Son visage se durcit alors que j'évoque les souvenirs de cette époque. Ce qui n'était qu'un jeu pour eux était une véritable souffrance pour Sio et moi. Je vois encore ma petite sœur en pleurs, couverte de bleus, ma fleur ayant été arrachée et écrasée, les rires moqueurs de ces enfants trouvant cela "normal" de nous traiter ainsi. Cette époque me semble à la fois si lointaine et si proche. J'ai tant de colère en moi, bien assez pour Sio et moi, bien assez pour leur faire comprendre qu'être rouée de coups est loin d'être un jeu, bien assez pour couvrir mes poings de sang à force de frapper.
« Nous ne sommes pas là pour nous battre avec toi. Je suis même content de voir que tu as réalisé ton rêve de travailler dans une forge ! Repartons sur de bonnes bases, on pourrait même devenir tes clients. »
L'idée de servir ces deux-là me donne la nausée. Ma colère semble se remplacer par un profond sentiment de dégoût. Je n'ai absolument pas envie de forger pour deux pourritures comme eux. Ils semblent avoir changé après toutes ces années, mais ils ne semblent avoir aucun remord de leurs actes, pire il semblerait même que leur mentalité n'a pas tant changé depuis cette époque. Je reste muette et toise les deux aventuriers avec une profonde animosité. Je ne les servirai pas et si mon maître accepte de leur vendre quoique ce soit, cela sera sans moi. J'essaye d'ailleurs de me dégager de sa poigne dans une tentative de quitter la boutique pour m'en aller loin de ces personnes détestables.
Elle gagne rapidement des points à ta place en s’excusant bien vite. C’était déjà ça, ce garçon n’était qu’un morveux qui aurait mieux fait de pas quitté les jupons de sa mère, mais la demoiselle semblait pouvoir faire preuve de politesse et bon sens. Elle te prévenait qu’ils voulaient de nouvel équipement avant leur départ. Et ils ne s’attendaient pas à tomber sur Sia. Ok, donc ça retirait le fait que c’était juste des vraies tarées, mais elle décida de rajouter un détail sur lequel Sia n’hésita pas à retourner dessus crachant clairement que cette affirmation était fausse.

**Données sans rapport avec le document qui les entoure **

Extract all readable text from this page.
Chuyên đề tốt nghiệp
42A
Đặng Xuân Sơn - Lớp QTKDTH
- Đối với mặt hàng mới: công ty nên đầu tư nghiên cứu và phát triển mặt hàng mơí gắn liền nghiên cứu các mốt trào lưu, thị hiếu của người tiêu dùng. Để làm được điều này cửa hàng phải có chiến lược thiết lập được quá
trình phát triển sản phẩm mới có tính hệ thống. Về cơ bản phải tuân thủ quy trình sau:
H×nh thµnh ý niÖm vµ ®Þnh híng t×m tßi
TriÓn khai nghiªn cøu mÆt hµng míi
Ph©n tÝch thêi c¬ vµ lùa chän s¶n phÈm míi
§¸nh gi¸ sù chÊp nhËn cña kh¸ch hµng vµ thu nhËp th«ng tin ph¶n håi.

Cependant, alors que la demoiselle voulait rattraper son coup, Sia sauta encore sur le feu, pour lui crier dessus. Une chose que tu n’appréciais pas de ton apprentie, la patience était une chose à apprendre et là, le sujet de leur soi-disant amitié mettait la patiente de Sia à rude épreuve. Le morveux prit la défense de son ami, mais ses excuses n’étaient clairement pas les bonnes choses à dire. Certes, oui, c’était du passé, tu pouvais te ranger de ton côté-là-dessus, mais ce qu’il essayait de faire passer comme des vieux souvenirs n’étaient que de la violence gratuite, ils maltraitaient Sia et sa sœur sous le fait qu’ils n’étaient pas humains. Tu pouvais sentir une veine gonfler sur le front, mais tu te concentrais sur le fait de tenir Sia à distance. La pauvre devait être bien plus énervée que toi, et tu ne pouvais pas la laisser passer à la violence comme cela.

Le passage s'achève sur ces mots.